The performance of the thing will likely be very interesting (and ZOMG, integrated memory!), but the power of individual thread will still not be that high and there will be like 60-80 of the cores, which means that you might have issues utilising them all (= 120 threads in x264). If you compare to 12-core Xeon with HT (36 threads), the threading penalty might get significant.

benwaggoner
7th January 2014, 00:13
Not just that, the 14nm Phis will have Silvermont CPU cores (but with extra AVX-512 unit), and are supposed to support every isntruction that Haswell supports - except for TSX.

The performance of the thing will likely be very interesting (and ZOMG, integrated memory!), but the power of individual thread will still not be that high and there will be like 60-80 of the cores, which means that you might have issues utilising them all (= 120 threads in x264). If you compare to 12-core Xeon with HT (36 threads), the threading penalty might get significant.
For high resolutions and slow, high quality encoding, I've been able to get 100% CPU saturation on 2x8 core (32 logical cores) Ivy Bridge systems. So we can scale that far at least.

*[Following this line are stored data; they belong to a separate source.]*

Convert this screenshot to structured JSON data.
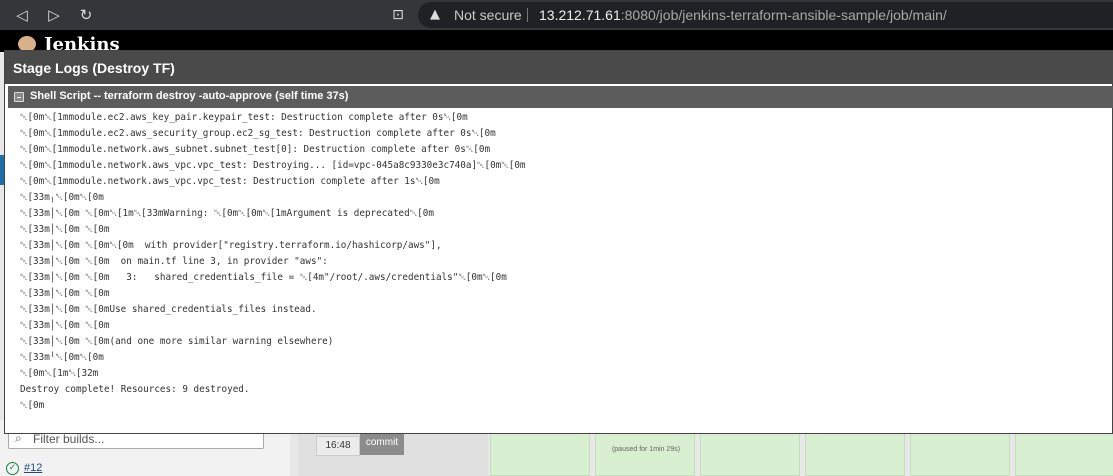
{
  "browser": {
    "not_secure_label": "Not secure",
    "url_host": "13.212.71.61",
    "url_rest": ":8080/job/jenkins-terraform-ansible-sample/job/main/"
  },
  "jenkins": {
    "title": "Jenkins"
  },
  "background": {
    "filter_placeholder": "Filter builds...",
    "build_number": "#12",
    "stage_time": "16:48",
    "commit_label": "commit",
    "paused_text": "(paused for 1min 29s)"
  },
  "modal": {
    "title": "Stage Logs (Destroy TF)",
    "step_title": "Shell Script -- terraform destroy -auto-approve (self time 37s)",
    "log_lines": [
      "\u001b[0m\u001b[1mmodule.ec2.aws_key_pair.keypair_test: Destruction complete after 0s\u001b[0m",
      "\u001b[0m\u001b[1mmodule.ec2.aws_security_group.ec2_sg_test: Destruction complete after 0s\u001b[0m",
      "\u001b[0m\u001b[1mmodule.network.aws_subnet.subnet_test[0]: Destruction complete after 0s\u001b[0m",
      "\u001b[0m\u001b[1mmodule.network.aws_vpc.vpc_test: Destroying... [id=vpc-045a8c9330e3c740a]\u001b[0m\u001b[0m",
      "\u001b[0m\u001b[1mmodule.network.aws_vpc.vpc_test: Destruction complete after 1s\u001b[0m",
      "\u001b[33m╷\u001b[0m\u001b[0m",
      "\u001b[33m│\u001b[0m \u001b[0m\u001b[1m\u001b[33mWarning: \u001b[0m\u001b[0m\u001b[1mArgument is deprecated\u001b[0m",
      "\u001b[33m│\u001b[0m \u001b[0m",
      "\u001b[33m│\u001b[0m \u001b[0m\u001b[0m  with provider[\"registry.terraform.io/hashicorp/aws\"],",
      "\u001b[33m│\u001b[0m \u001b[0m  on main.tf line 3, in provider \"aws\":",
      "\u001b[33m│\u001b[0m \u001b[0m   3:   shared_credentials_file = \u001b[4m\"/root/.aws/credentials\"\u001b[0m\u001b[0m",
      "\u001b[33m│\u001b[0m \u001b[0m",
      "\u001b[33m│\u001b[0m \u001b[0mUse shared_credentials_files instead.",
      "\u001b[33m│\u001b[0m \u001b[0m",
      "\u001b[33m│\u001b[0m \u001b[0m(and one more similar warning elsewhere)",
      "\u001b[33m╵\u001b[0m\u001b[0m",
      "\u001b[0m\u001b[1m\u001b[32m",
      "Destroy complete! Resources: 9 destroyed.",
      "\u001b[0m"
    ]
  }
}
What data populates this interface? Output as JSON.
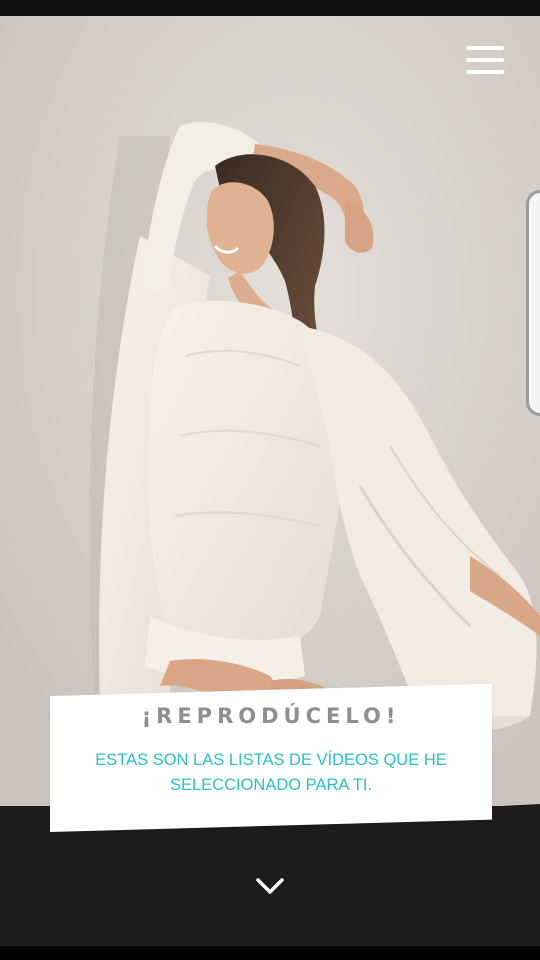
{
  "menu": {
    "icon": "hamburger-menu-icon"
  },
  "hero": {
    "image": "photo of a smiling woman in a white cardigan posing against a wall"
  },
  "card": {
    "title": "¡REPRODÚCELO!",
    "text": "ESTAS SON LAS LISTAS DE VÍDEOS QUE HE SELECCIONADO PARA TI."
  },
  "scroll": {
    "icon": "chevron-down-icon"
  },
  "colors": {
    "accent": "#2bbfc4",
    "title": "#8f8f8f",
    "band": "#1c1c1e",
    "card": "#ffffff"
  }
}
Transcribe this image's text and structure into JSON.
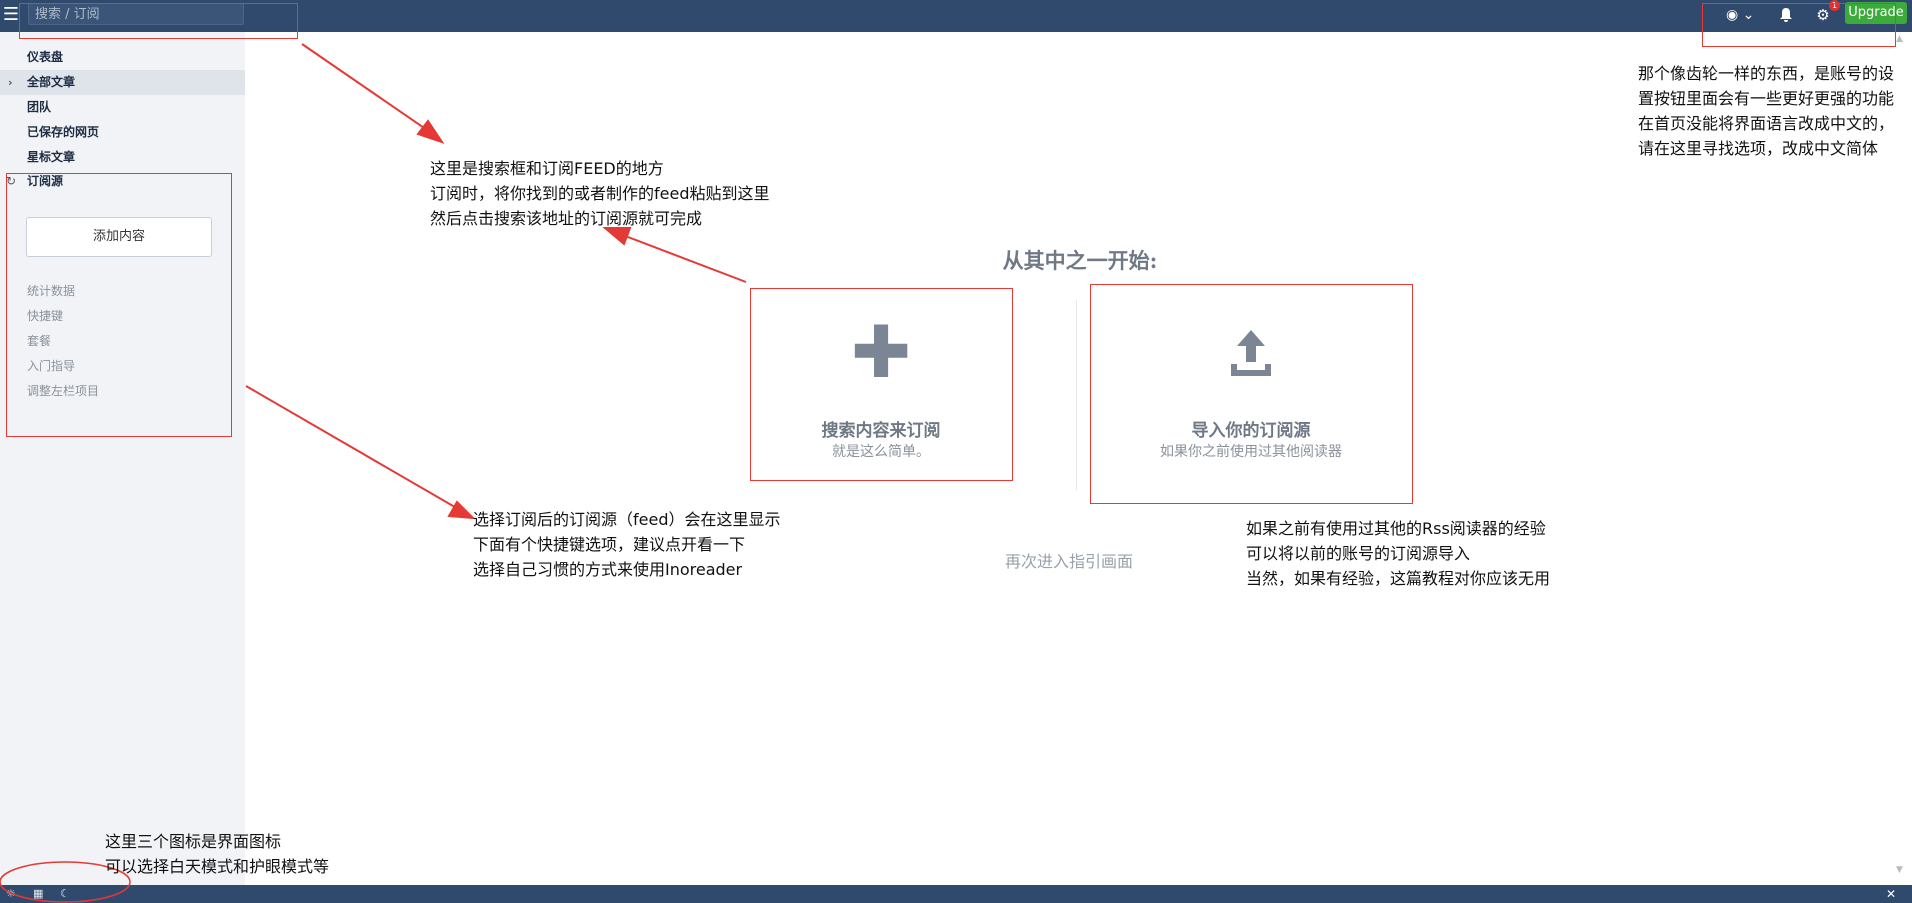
{
  "topbar": {
    "search_placeholder": "搜索 / 订阅",
    "upgrade_label": "Upgrade",
    "badge_count": "1",
    "icons": [
      "menu-icon",
      "eye-icon",
      "bell-icon",
      "gear-icon"
    ]
  },
  "sidebar": {
    "items": [
      {
        "label": "仪表盘"
      },
      {
        "label": "全部文章"
      },
      {
        "label": "团队"
      },
      {
        "label": "已保存的网页"
      },
      {
        "label": "星标文章"
      },
      {
        "label": "订阅源"
      }
    ],
    "add_label": "添加内容",
    "links": [
      "统计数据",
      "快捷键",
      "套餐",
      "入门指导",
      "调整左栏项目"
    ]
  },
  "main": {
    "start_title": "从其中之一开始:",
    "card_search": {
      "title": "搜索内容来订阅",
      "sub": "就是这么简单。"
    },
    "card_import": {
      "title": "导入你的订阅源",
      "sub": "如果你之前使用过其他阅读器"
    },
    "re_guide": "再次进入指引画面"
  },
  "annotations": {
    "search_note": [
      "这里是搜索框和订阅FEED的地方",
      "订阅时，将你找到的或者制作的feed粘贴到这里",
      "然后点击搜索该地址的订阅源就可完成"
    ],
    "settings_note": "那个像齿轮一样的东西，是账号的设置按钮里面会有一些更好更强的功能在首页没能将界面语言改成中文的，请在这里寻找选项，改成中文简体",
    "feed_note": [
      "选择订阅后的订阅源（feed）会在这里显示",
      "下面有个快捷键选项，建议点开看一下",
      "选择自己习惯的方式来使用Inoreader"
    ],
    "import_note": [
      "如果之前有使用过其他的Rss阅读器的经验",
      "可以将以前的账号的订阅源导入",
      "当然，如果有经验，这篇教程对你应该无用"
    ],
    "theme_note": [
      "这里三个图标是界面图标",
      "可以选择白天模式和护眼模式等"
    ]
  },
  "colors": {
    "topbar_bg": "#2f4a6d",
    "annotation_red": "#e53935",
    "upgrade_green": "#3cab3c"
  }
}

For offline encoding with lots of fast memory and fast read speeds, frame-based parallelism keeps the theoretical limit of CPU scalability really high. For example, with --preset veryslow and --rc-lookahead 120 can have a whole lot happening at the same time.

mandarinka
7th January 2014, 19:47
Actually, wait for a moment. I think that even under the Silvermont uarch, they will keep the 4-way threading, so multiply the amount of threads it exposes by 4 :) If the 72 core config is the maximum, that chip will expose 288 virtual cores (which leads to 432 software threads used under x264's model).

At least their slide says so. (http://extrahardware.cnews.cz/galerie/pictures/novinky/ehw/2013/11listopad/slajdy-k-xeonum-phi-14nm-generace-knights-landing-%28vr-zone%29/slajdy_k_xeonum_phi_14nm_generace_knights_landing_vr-zone_02.png)

Well, I think that if this thing is going to be useful with x264, it is going to be with multiple (several) streams being encoded simulataneously, on relatively fast settings. Dunno if the clock (1.0-1.3 GHz I'd guess) and IPC of the Silvermont cores (augmented by two AVX-512 units) is going to be enough to sustain several HD/4K encodes at once, even with fast settings.

iwod
17th January 2014, 05:12
Sorry Google didn't help. Where are all these 2nd Gen Xeon Phi information coming from? I dont see them on Anand.

Selur
17th January 2014, 08:38
@iwod: mandarinka links to: http://extrahardware.cnews.cz/

mandarinka
19th January 2014, 01:55
Here is an english site (source of the slides): http://vr-zone.com/articles/xeon-phi-knights-series-continues-landing-2015/64112.html

I don't know if the text is correct/reasonable interpretation, I was lazy to read it now... but what is on the slides themselves is supposed to be word directly from Intel.